You may recall the name 'Dieppe' courtesy of your American History class.  In August 18, 1942, there was a large, disastrous military offensive by Allied forces attempting to take a bit of the coast from the Germans.  The majority of the people killed/captured were Canadians, and later in 1944 Canadian forces returned and liberated the city.  Even after all the time that has passed, Dieppe has not forgotten than, and there are Canadian flags all over the city.  Even floral ones.  It makes a nice bridge into the what and where of my next year. 

This is the Chateau-Musee de Dieppe.  The castle itself is pretty cool and seems to be a conglomeration of many different historical periods.  I came in through an entrance near sea-level and got to climb all sorts of twisty staircases before reaching the upper levels.  Good times.

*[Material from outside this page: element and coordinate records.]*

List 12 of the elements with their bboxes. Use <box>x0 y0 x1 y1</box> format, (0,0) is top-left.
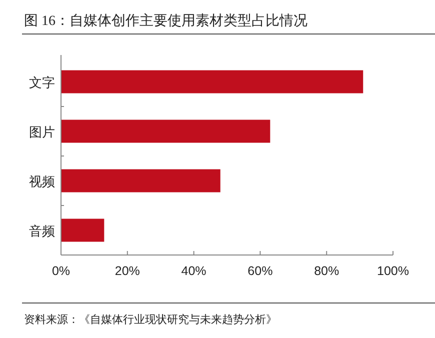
x-tick-label: 0% <box>52 264 70 278</box>
x-tick-label: 40% <box>181 264 206 278</box>
x-tick-label: 20% <box>114 264 140 278</box>
y-tick-label: 音频 <box>29 223 55 238</box>
y-tick-label: 文字 <box>29 74 55 90</box>
x-tick-label: 100% <box>377 264 409 278</box>
text: 资料来源：《自媒体行业现状研究与未来趋势分析》 <box>24 313 277 326</box>
y-tick-label: 视频 <box>29 174 55 189</box>
x-tick-label: 60% <box>248 264 273 278</box>
y-tick-label: 图片 <box>29 124 55 140</box>
chart-title: 图 16：自媒体创作主要使用素材类型占比情况 <box>24 13 308 29</box>
x-tick-label: 80% <box>314 264 340 278</box>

I have no idea what era these cannons date to.  They were just sitting out in one of the courtyards.

View of the city from the castle.

The Chateau-Musee, instead of being interpreted historically (as I thought it would be), is actually home to a really bizarre arrangement of objects.  Carved wooden bas-reliefs, ivory figures, cameos, from 18th century furniture, prints by George Braque, paintings by Pissaro, a few pre-Columbian ceramics.  It was a really strange visit, and the main exhibition was contemporary art.  It was nice, and highly unexpected, but I think a historic interpretation would have been much more fun.

This little church perched high on the cliffs opposite the Chateau-Musee, on the other side of the Dieppe harbor, is the Chapelle de Bonsecours.  I walked up and visited.  It was a long walk involving lots of stairs.

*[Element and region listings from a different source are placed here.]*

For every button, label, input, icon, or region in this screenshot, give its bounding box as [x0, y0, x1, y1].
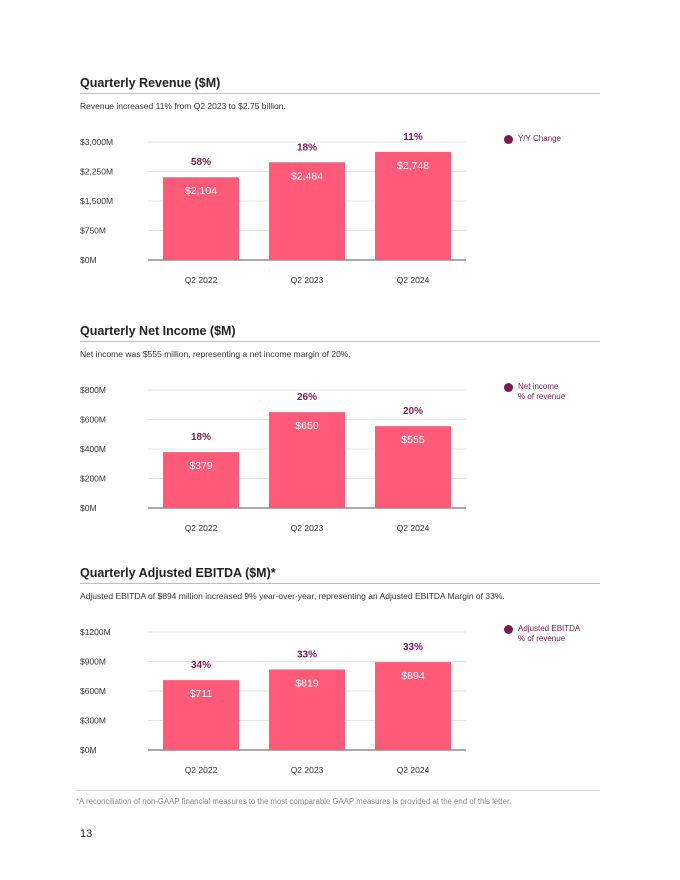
bar: [269, 669, 345, 750]
legend-dot-icon: [504, 383, 513, 392]
x-tick-label: Q2 2024: [397, 275, 430, 285]
net-income-title-rule: [80, 341, 600, 342]
y-tick-label: $600M: [80, 686, 106, 696]
percent-label: 20%: [403, 406, 423, 417]
footnote: *A reconciliation of non-GAAP financial …: [76, 797, 512, 806]
x-tick-label: Q2 2024: [397, 765, 430, 775]
bar: [269, 162, 345, 260]
x-tick-label: Q2 2022: [185, 275, 218, 285]
revenue-subtitle: Revenue increased 11% from Q2 2023 to $2…: [80, 101, 286, 111]
legend-dot-icon: [504, 625, 513, 634]
x-tick-label: Q2 2022: [185, 523, 218, 533]
bar: [375, 662, 451, 750]
y-tick-label: $400M: [80, 444, 106, 454]
revenue-title-rule: [80, 93, 600, 94]
percent-label: 26%: [297, 392, 317, 403]
bar: [269, 412, 345, 508]
bar-value-label: $711: [190, 688, 213, 700]
percent-label: 18%: [297, 142, 317, 153]
revenue-legend-label: Y/Y Change: [518, 134, 561, 143]
percent-label: 58%: [191, 157, 211, 168]
bar-value-label: $2,748: [397, 160, 429, 172]
percent-label: 33%: [297, 649, 317, 660]
net-income-legend-label: Net income % of revenue: [518, 382, 566, 401]
x-tick-label: Q2 2022: [185, 765, 218, 775]
adjusted-ebitda-title-rule: [80, 583, 600, 584]
bar-value-label: $819: [295, 677, 319, 689]
net-income-section: Quarterly Net Income ($M) Net income was…: [80, 324, 600, 550]
x-tick-label: Q2 2024: [397, 523, 430, 533]
y-tick-label: $750M: [80, 226, 106, 236]
footnote-rule: [76, 790, 600, 791]
x-tick-label: Q2 2023: [291, 765, 324, 775]
y-tick-label: $2,250M: [80, 167, 113, 177]
bar-value-label: $2,484: [291, 170, 323, 182]
percent-label: 11%: [403, 132, 423, 143]
y-tick-label: $3,000M: [80, 137, 113, 147]
page-number: 13: [80, 828, 93, 840]
y-tick-label: $600M: [80, 415, 106, 425]
adjusted-ebitda-subtitle: Adjusted EBITDA of $894 million increase…: [80, 591, 505, 601]
adjusted-ebitda-section: Quarterly Adjusted EBITDA ($M)* Adjusted…: [80, 566, 600, 792]
bar: [163, 177, 239, 260]
y-tick-label: $900M: [80, 657, 106, 667]
revenue-section: Quarterly Revenue ($M) Revenue increased…: [80, 76, 600, 302]
y-tick-label: $0M: [80, 745, 97, 755]
net-income-title: Quarterly Net Income ($M): [80, 324, 236, 338]
legend-dot-icon: [504, 135, 513, 144]
percent-label: 33%: [403, 642, 423, 653]
bar-value-label: $555: [401, 434, 425, 446]
adjusted-ebitda-legend: Adjusted EBITDA % of revenue: [504, 624, 580, 644]
adjusted-ebitda-legend-label: Adjusted EBITDA % of revenue: [518, 624, 581, 643]
percent-label: 34%: [191, 660, 211, 671]
net-income-subtitle: Net income was $555 million, representin…: [80, 349, 351, 359]
revenue-legend: Y/Y Change: [504, 134, 561, 144]
bar-value-label: $894: [401, 670, 425, 682]
x-tick-label: Q2 2023: [291, 275, 324, 285]
y-tick-label: $200M: [80, 474, 106, 484]
adjusted-ebitda-chart: $0M $300M $600M $900M $1200M $711 34% Q2 2022 $8…: [80, 627, 466, 775]
bar-value-label: $379: [189, 460, 213, 472]
y-tick-label: $1,500M: [80, 196, 113, 206]
y-tick-label: $300M: [80, 716, 106, 726]
bar: [163, 452, 239, 508]
net-income-legend: Net income % of revenue: [504, 382, 565, 402]
revenue-chart: $0M $750M $1,500M $2,250M $3,000M $2,104 58% Q2…: [80, 132, 466, 285]
bar: [375, 426, 451, 508]
y-tick-label: $0M: [80, 255, 97, 265]
y-tick-label: $0M: [80, 503, 97, 513]
adjusted-ebitda-title: Quarterly Adjusted EBITDA ($M)*: [80, 566, 276, 580]
x-tick-label: Q2 2023: [291, 523, 324, 533]
net-income-chart: $0M $200M $400M $600M $800M $379 18% Q2 2022 $65…: [80, 385, 466, 533]
bar-value-label: $2,104: [185, 185, 217, 197]
bar-value-label: $650: [295, 420, 319, 432]
percent-label: 18%: [191, 432, 211, 443]
bar: [163, 680, 239, 750]
revenue-title: Quarterly Revenue ($M): [80, 76, 221, 90]
y-tick-label: $800M: [80, 385, 106, 395]
y-tick-label: $1200M: [80, 627, 111, 637]
bar: [375, 151, 451, 260]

Chapelle de Bonsecours was built in the 1880s and is apparently the only church in honor of sailors.  It is dedicated to Mary.  It has been destroyed at least three times by sea storms and is rebuilt each time.  It is very narrow and high, and all of the hangings inside are dark blue.  Since it was built, people have been leaving plaques expressing thanks for narrow escapes of in memory of sailors and fishermen lost at sea.  It is amazing that even today sailors and fishermen can be lost at sea.  I suppose some things just cannot be controlled or predicted.

I am quite tired, as the train trip back to Paris was not as smooth/fast as the trip to Dieppe.  I also have to brave the Metro with the Baggage again tomorrow.  Back to Amsterdam, then the next day back to Pennsylvania!